Elle a retenu une réticence dolosive de la part de la société Guinot qui a omis d'indiquer le statut précis des distributeurs Guinot de la zone de chalandise.

Elle a rejeté l'examen des fautes alléguées à l'encontre de Madame X dans l'exécution du contrat, ayant annulé le contrat pour vice du consentement.

Elle a retenu, dans le cadre d'une annulation pour dol, la restitution des sommes versées y compris le prêt engagé pour les travaux, mais a limité à 50 000 euros la réparation des pertes limitées à celles qui avaient un lien certain avec le dol et débouté du surplus.

Elle a évalué le préjudice moral de santé de Madame X, à hauteur de 50 000 euros.

Elle a rejeté les demandes de la société Guinot faute de preuve pour l'une d'entre elles, et faute pour le contrat d'avoir été résilié aux torts du franchisé pour ce qui est de l'inscription au passif des redevances à venir.

Par arrêt en date du 13 juin 2018, la Cour de cassation a cassé et annulé "mais seulement en ce qu'il condamne la société Guinot à payer à la société Y, prise en la personne de M. Z, en sa qualité de mandataire liquidateur de la société Prestige Beauté, les sommes de 9 875,18 euros, au titre des frais engagés pour conclure le contrat, de 130 000 euros, au titre des investissements réalisés en pure perte, et de 50 000 euros, au titre d'une part des pertes subies, l'arrêt rendu le 16 novembre 2016, entre les parties, par la cour d'appel de Paris ; remet, en conséquence, sur ces points, la cause et les parties dans l'état où elles se trouvaient avant ledit arrêt et, pour être fait droit, les renvoie devant la cour d'appel de Paris, autrement composée ;"

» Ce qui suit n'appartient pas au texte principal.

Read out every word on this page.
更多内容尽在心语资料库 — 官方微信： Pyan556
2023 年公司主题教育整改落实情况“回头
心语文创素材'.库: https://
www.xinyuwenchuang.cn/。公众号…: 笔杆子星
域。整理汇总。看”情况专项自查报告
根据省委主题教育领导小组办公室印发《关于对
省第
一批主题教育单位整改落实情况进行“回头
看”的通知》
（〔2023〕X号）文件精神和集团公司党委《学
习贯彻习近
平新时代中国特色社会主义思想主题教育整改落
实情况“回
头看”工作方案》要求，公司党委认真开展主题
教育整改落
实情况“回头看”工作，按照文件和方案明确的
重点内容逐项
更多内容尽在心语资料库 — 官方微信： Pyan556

La Cour de cassation a retenu que la SCP Y demandait le paiement d'une somme, au titre des pertes subies, et subsidiairement d'autres sommes, au titre de celles perçues par la société Guinot d'une part, de l'investissement réalisé en pure perte d'autre part, et plus subsidiairement encore, d'une somme au titre du passif déclaré, et que l'arrêt avait alloué les sommes de 9 875,18 euros, au titre des frais engagés pour conclure le contrat, de 130 000 euros, au titre des investissements réalisés en pure perte, et de 50 000 euros, au titre d'une part des pertes subies ; qu'en statuant ainsi , la cour d'appel a méconnu les termes du litige et violé les articles 4 et 5 du Code de procédure civile.

La SCP Y ès qualités a saisi la cour d'appel de renvoi par déclaration du 23 juillet 2018.

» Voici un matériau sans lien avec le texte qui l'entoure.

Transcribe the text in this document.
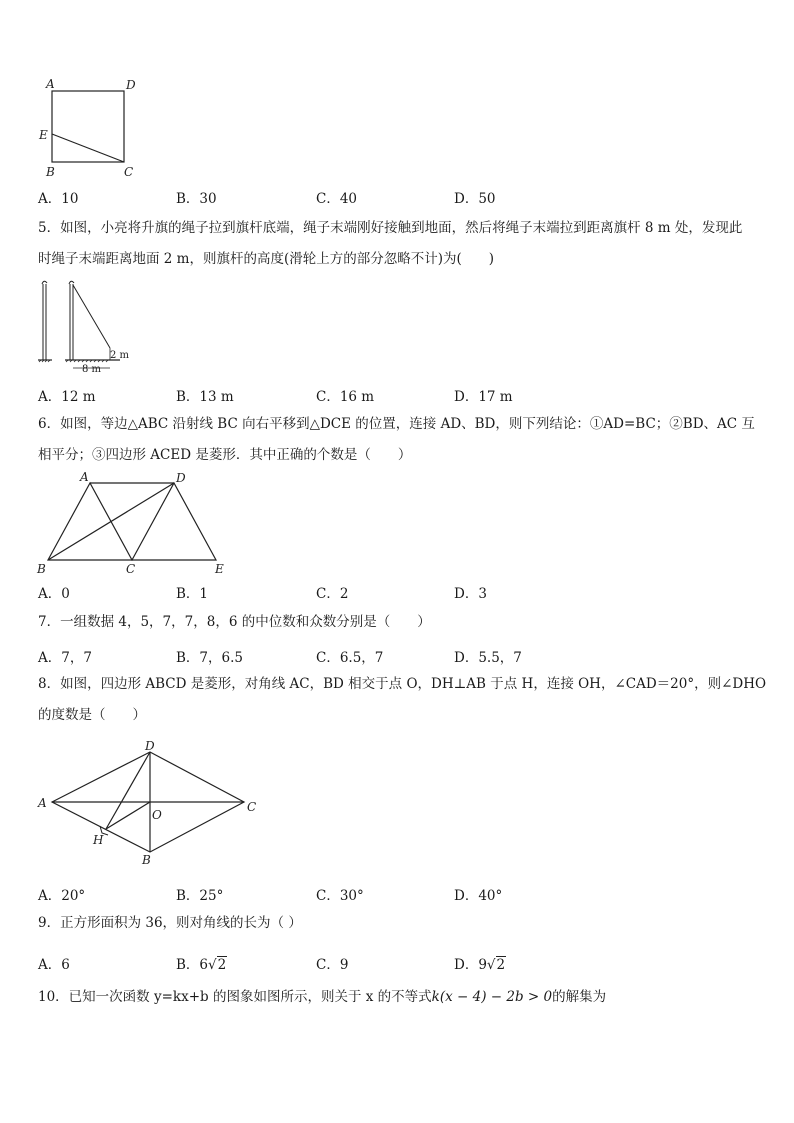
A	D
E
B	C
A．10	B．30	C．40	D．50
5．如图，小亮将升旗的绳子拉到旗杆底端，绳子末端刚好接触到地面，然后将绳子末端拉到距离旗杆 8 m 处，发现此
时绳子末端距离地面 2 m，则旗杆的高度(滑轮上方的部分忽略不计)为(　　)
2 m
8 m
A．12 m	B．13 m	C．16 m	D．17 m
6．如图，等边△ABC 沿射线 BC 向右平移到△DCE 的位置，连接 AD、BD，则下列结论：①AD=BC；②BD、AC 互
相平分；③四边形 ACED 是菱形．其中正确的个数是（　　）
A	D
B	C	E
A．0	B．1	C．2	D．3
7．一组数据 4，5，7，7，8，6 的中位数和众数分别是（　　）
A．7，7	B．7，6.5	C．6.5，7	D．5.5，7
8．如图，四边形 ABCD 是菱形，对角线 AC，BD 相交于点 O，DH⊥AB 于点 H，连接 OH，∠CAD＝20°，则∠DHO
的度数是（　　）
D
A	C
O
H
B
A．20°	B．25°	C．30°	D．40°
9．正方形面积为 36，则对角线的长为（ ）
A．6	B．6√2	C．9	D．9√2
10．已知一次函数 y=kx+b 的图象如图所示，则关于 x 的不等式k(x − 4) − 2b > 0的解集为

La déclaration de saisine tend :

- à l'infirmation du jugement rendu le 26 mars 2014 par le tribunal de commerce de Paris en ce qu'il a débouté la SCP Y, prise en la personne de Maître Z en sa qualité de mandataire liquidateur de la SARL Prestige Beauté, de toutes ses demandes financières et l'a condamnée à payer à la société GUINOT la somme de 3 000 sur le fondement de l'article 700 du Code de procédure civile,

outre les dépens,

à ce qu'il soit à nouveau statué sur les demandes financières de la SCP Y, prise en la personne de Maître Z en sa qualité de mandataire liquidateur de la société Prestige Beauté, et tendant à la condamnation de la société Guinot à dommages et intérêts au titre des frais engagés pour la conclusion du contrat de franchise (20 607), au titre des investissements réalisés en pure perte (196 571) et au titre des pertes subies (413 515), ainsi que sur les demandes sur le fondement de l'article 700 du Code de procédure civile.

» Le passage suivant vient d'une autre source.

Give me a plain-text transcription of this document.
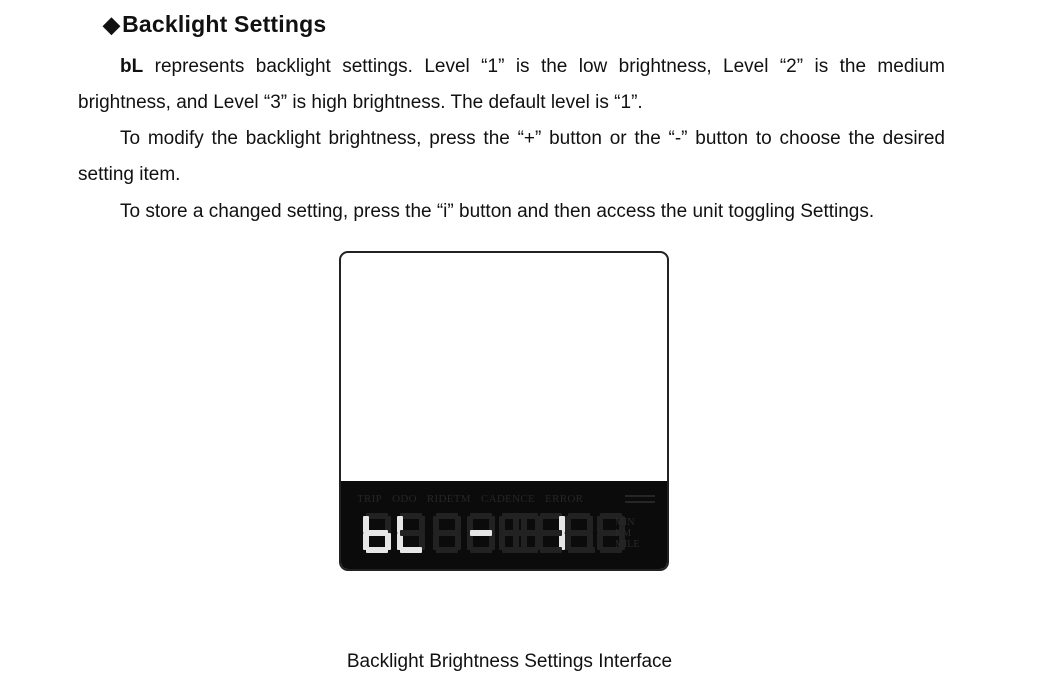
◆Backlight Settings

bL represents backlight settings. Level “1” is the low brightness, Level “2” is the medium brightness, and Level “3” is high brightness. The default level is “1”.

To modify the backlight brightness, press the “+” button or the “-” button to choose the desired setting item.

To store a changed setting, press the “i” button and then access the unit toggling Settings.

TRIP ODO RIDETM CADENCE ERROR
MIN
KM
MILE
Backlight Brightness Settings Interface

Vu les dernières conclusions déposées et notifiées le 12 mars 2019 par la SCP Y, ès qualités de liquidateur de la SARL Prestige Beauté, aux fins de voir la cour :

Vu les articles 122 à 126, 623, 626, 631 à 639 du Code de procédure civile,

Vu l'article 1382 du Code civil dans sa rédaction antérieure à l'ordonnance n° 2016-131 du 10 février 2016 et applicable à la présente espèce

Vu l'arrêt de la Cour de cassation du 13 juin 2018

Vu la jurisprudence citée

Vu les pièces versées aux débats

Dire et juger que la demande de la société Guinot portant sur l'inscription au passif de la société Prestige Beauté des sommes de 7 219,79 et de 126 818 est irrecevable car contraire à l'autorité de la chose jugée,

Débouter la société Guinot de toutes ses demandes, fins et conclusions,

Infirmer le jugement du tribunal de commerce de Paris du 26 mars 2014 en ce qu'il a débouté la société la société Prestige Beauté, représentée par son liquidateur SCP Y, de toutes ses demandes financières consécutives à la nullité du contrat d'affiliation,

Statuant à nouveau,

Condamner la société SAS Guinot à réparer les conséquences d'annulation du contrat d'affiliation et à payer à la SCP Y ès qualités de mandataire liquidateur de la SARL Prestige Beauté, les sommes suivantes :

En sanction de la nullité :

A titre principal :

- 413 515 au titre des pertes comptables cumulées par la société Prestige Beauté, en ce compris les sommes versées au franchiseur (20 607,18), les investissements perdus (196 571), le prêt non-remboursé (130 000) et les dettes vis-à-vis des tiers,

Subsidiairement :

- 20 607,18 au titre de restitution des sommes perçues par Guinot et 196 571 au titre de réparation des frais engagés pour l'exécution du contrat annulé, soit la somme de 216 571

Et encore plus subsidiairement,

- 194 535,35 au titre du passif déclaré et admis à la procédure de liquidation judiciaire de Prestige Beauté.

En sanction du dol :

- 50 000 au titre de dommages et intérêts en sanction du délit civil constitué par le dol commis par la société Guinot.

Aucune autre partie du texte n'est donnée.